Thieves presents Full House veteran John Stamos and Melissa George as good-looking, forever-bantering, quirky, charming, independent, opposites-attract criminals working, in a kind of heavy-duty community service arrangement, for something called the Inter-Agency Task Force for the Return of Stolen and Missing Government Property — they steal back stolen government property. (You may recall a little show called It Takes a Thief that rested upon a like foundation.) It’s a romantic comedy, essentially, with plenty of well-staged action (for which the banter does not stop) of the funny-scary variety, and good attention paid to secondary characters and those just passing through. I could do with a third fewer sex jokes — that will still leave plenty, believe me — but I could watch this anytime and be absolutely happy.

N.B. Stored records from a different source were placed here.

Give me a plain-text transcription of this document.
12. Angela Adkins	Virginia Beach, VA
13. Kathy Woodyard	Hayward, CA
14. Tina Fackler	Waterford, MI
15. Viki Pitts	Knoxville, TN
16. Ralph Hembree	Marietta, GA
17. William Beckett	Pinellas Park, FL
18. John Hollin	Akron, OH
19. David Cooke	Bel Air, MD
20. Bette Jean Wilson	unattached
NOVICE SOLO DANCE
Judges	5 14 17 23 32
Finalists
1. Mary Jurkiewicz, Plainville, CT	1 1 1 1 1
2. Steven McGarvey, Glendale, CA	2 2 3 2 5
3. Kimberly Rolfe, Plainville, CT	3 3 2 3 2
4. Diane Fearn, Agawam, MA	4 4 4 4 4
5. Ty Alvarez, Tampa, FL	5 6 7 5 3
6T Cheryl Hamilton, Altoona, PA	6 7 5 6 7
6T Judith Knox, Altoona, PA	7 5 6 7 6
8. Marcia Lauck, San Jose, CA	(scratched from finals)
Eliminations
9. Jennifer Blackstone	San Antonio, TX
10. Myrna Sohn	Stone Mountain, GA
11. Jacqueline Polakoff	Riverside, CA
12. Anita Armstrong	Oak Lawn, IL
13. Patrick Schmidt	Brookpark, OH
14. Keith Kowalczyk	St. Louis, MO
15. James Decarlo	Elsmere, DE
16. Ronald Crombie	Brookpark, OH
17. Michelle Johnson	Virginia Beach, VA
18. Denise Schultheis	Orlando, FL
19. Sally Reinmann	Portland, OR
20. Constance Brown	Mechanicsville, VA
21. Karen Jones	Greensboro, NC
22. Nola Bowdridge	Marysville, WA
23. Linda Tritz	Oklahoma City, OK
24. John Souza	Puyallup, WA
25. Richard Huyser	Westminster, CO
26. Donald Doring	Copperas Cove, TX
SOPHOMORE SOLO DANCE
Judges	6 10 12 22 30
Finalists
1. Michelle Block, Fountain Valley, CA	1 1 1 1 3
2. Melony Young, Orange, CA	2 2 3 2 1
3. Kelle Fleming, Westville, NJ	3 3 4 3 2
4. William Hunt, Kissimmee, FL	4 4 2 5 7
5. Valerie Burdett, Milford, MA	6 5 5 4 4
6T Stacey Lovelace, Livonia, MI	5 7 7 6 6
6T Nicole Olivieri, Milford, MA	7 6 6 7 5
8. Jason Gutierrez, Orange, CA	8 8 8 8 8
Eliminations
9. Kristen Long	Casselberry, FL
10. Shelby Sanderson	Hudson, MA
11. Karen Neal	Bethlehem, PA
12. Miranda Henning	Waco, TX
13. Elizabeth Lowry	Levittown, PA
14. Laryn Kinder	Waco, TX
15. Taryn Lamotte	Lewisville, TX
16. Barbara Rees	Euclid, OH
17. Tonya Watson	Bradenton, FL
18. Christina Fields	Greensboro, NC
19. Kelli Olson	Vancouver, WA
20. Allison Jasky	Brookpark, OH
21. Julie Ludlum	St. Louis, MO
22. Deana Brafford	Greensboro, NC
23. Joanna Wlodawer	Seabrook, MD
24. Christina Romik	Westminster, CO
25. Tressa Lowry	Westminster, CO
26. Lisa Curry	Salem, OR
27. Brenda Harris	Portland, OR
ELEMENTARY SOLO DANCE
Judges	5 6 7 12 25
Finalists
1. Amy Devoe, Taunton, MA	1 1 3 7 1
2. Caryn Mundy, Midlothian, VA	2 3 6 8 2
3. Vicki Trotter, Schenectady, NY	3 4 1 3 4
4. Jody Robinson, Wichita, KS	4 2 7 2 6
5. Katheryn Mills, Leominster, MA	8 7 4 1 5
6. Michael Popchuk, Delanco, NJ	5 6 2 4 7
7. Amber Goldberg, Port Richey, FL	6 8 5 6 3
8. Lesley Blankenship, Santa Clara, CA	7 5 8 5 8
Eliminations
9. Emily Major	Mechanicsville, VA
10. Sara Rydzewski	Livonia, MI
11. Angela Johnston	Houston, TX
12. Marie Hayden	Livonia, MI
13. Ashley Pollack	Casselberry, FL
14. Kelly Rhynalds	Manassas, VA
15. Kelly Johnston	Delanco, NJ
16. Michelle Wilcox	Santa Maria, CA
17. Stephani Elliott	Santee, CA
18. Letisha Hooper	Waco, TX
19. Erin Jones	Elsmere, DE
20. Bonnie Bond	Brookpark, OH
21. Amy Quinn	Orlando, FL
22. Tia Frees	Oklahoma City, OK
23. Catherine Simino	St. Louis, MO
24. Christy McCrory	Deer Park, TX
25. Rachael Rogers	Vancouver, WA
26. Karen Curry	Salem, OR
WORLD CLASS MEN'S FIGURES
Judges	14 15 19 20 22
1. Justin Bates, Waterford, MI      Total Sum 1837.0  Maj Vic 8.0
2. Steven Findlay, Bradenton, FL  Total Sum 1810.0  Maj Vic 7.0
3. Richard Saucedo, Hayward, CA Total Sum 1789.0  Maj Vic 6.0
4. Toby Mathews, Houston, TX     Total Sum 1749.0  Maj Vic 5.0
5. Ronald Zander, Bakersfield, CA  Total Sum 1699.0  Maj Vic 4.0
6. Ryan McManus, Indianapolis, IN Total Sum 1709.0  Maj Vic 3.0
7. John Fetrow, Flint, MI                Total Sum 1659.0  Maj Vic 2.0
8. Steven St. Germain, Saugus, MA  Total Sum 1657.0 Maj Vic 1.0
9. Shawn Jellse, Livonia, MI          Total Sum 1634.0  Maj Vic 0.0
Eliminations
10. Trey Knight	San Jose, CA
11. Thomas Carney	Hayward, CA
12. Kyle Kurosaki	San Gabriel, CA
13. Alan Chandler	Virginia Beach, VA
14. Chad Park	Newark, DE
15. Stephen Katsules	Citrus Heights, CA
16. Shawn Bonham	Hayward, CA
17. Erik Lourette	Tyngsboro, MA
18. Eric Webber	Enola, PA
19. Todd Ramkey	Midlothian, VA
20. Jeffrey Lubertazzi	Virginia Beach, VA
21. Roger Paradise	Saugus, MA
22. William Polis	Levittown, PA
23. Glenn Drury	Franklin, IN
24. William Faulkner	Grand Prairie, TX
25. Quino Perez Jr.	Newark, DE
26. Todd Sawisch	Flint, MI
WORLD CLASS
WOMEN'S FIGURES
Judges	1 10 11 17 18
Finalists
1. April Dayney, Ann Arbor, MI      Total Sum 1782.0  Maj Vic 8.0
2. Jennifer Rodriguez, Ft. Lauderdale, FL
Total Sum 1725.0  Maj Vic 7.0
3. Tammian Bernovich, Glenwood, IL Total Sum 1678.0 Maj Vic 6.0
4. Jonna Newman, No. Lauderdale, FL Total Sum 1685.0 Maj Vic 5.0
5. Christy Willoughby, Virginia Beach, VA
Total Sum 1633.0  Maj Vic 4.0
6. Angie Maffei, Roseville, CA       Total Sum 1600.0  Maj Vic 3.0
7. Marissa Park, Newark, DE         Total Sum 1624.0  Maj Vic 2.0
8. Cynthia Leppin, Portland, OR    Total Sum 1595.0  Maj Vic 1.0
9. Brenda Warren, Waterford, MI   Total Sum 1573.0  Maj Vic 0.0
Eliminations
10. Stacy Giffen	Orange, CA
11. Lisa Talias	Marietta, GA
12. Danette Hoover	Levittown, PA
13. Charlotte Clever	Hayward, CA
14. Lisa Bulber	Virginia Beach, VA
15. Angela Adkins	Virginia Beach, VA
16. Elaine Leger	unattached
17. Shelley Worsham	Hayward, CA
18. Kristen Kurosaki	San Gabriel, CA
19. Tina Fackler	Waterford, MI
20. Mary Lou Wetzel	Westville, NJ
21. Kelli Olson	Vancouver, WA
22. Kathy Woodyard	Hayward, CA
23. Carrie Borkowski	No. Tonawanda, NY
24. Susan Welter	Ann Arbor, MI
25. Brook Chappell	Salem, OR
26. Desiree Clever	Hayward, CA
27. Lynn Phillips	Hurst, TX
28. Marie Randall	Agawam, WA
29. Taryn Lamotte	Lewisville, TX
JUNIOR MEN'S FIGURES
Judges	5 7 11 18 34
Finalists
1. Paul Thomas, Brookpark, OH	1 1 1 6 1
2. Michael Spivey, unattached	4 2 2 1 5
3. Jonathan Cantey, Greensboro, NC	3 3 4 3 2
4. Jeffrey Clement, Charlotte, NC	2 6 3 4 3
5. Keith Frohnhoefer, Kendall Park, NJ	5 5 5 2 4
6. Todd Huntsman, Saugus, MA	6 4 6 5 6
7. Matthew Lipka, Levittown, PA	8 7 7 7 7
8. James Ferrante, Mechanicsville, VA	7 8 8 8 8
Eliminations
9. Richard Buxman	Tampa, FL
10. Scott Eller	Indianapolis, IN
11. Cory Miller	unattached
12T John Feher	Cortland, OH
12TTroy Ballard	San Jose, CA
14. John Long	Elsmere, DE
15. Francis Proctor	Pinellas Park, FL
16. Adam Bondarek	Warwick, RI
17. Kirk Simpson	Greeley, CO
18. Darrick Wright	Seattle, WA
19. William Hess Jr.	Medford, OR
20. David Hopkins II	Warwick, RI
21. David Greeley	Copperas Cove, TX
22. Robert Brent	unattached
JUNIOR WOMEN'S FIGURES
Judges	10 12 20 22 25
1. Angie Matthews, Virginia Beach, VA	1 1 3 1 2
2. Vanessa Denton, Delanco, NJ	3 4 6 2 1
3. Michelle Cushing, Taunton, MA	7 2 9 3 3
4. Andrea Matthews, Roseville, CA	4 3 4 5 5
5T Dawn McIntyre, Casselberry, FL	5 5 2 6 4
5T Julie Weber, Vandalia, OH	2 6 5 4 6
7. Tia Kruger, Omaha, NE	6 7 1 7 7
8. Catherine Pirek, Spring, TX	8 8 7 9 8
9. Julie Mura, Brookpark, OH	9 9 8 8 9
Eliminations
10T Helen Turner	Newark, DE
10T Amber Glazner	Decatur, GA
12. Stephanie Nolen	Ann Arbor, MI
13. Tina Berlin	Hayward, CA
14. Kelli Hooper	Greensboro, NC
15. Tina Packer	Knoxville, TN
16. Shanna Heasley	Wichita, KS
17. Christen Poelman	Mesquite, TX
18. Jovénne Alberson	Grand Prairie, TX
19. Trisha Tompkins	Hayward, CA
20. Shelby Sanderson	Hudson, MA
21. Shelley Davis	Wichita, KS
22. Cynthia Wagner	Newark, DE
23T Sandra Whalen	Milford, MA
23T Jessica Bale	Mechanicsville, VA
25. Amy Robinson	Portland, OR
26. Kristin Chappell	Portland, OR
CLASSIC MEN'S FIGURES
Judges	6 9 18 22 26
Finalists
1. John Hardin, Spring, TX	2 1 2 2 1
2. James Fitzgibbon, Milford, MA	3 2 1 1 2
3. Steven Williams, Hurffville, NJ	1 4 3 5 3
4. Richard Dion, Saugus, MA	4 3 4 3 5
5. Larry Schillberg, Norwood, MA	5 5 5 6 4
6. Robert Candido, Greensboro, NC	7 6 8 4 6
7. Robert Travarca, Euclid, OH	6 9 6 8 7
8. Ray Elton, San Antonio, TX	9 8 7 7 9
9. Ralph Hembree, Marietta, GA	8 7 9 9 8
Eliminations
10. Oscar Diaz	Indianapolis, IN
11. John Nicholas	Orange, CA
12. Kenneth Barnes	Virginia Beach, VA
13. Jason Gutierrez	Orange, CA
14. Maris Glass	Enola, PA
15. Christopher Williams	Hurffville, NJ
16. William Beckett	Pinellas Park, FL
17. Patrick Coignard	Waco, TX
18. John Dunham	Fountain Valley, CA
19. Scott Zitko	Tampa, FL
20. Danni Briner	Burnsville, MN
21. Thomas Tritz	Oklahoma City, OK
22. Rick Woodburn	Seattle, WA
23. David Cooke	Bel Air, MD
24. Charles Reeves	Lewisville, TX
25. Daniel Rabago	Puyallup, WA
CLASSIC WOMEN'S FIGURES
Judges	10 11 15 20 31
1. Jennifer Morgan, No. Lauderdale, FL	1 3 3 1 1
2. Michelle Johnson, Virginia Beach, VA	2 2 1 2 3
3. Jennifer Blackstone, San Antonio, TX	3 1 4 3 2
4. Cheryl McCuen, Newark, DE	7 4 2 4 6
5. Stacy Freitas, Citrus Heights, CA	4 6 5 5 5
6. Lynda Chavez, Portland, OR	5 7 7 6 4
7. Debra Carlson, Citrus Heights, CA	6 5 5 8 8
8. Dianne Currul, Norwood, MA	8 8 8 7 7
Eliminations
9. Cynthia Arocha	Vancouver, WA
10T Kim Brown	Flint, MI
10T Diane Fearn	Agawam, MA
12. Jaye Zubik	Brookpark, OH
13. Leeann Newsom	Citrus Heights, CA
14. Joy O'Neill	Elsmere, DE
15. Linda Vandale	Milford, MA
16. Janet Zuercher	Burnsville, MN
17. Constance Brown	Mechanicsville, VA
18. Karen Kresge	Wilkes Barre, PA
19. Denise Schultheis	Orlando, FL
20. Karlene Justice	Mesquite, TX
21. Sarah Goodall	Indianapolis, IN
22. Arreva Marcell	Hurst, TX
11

Alias is potentially the best of these shows, not because it’s in any sense deep, or even particularly plausible — it’s closer in spirit to The X-Files than it is to The Agency — but because it so effectively sets a mood, keeps you guessing about its characters, and makes you care about them a little, and because broad-shouldered, long-legged star Jennifer Garner is really really good at those spinning kicks that are this era’s karate chop. (Women are the only ones who can get away with kicking ass anymore — in Thieves, it’s Melissa George who’s the tough one.) Garner leads a triple life as a grad student, a globe-trotting agent for the supersecret SD-6, and a double agent for the CIA reporting on the supersecret SD-6, which she had until the beginning of this series assumed was the CIA, but are not. They are bad. The CIA is good. She’s a little confused, naturally, and so am I, but frankly, as with The X-Files, it helps to be slightly confused: It’s atmosphere and action you want from a show like this, not explanations; explanations just lead to endings. Creator J.J. Abrams also created Felicity, and when not busy saving the world, Garner leads a Felicity life among other handsome young people, including torch-carrying nosy journalist Bradley Cooper. One also awaits some sort of frisson with CIA pal Michael Vartan, who played Lancelot in The Mists of Avalon — they’re not going to let that meat go to waste. It’s Ben and Noah all over again, but with an occasional atom bomb for Garner to defuse. God help her getting her thesis done anytime soon.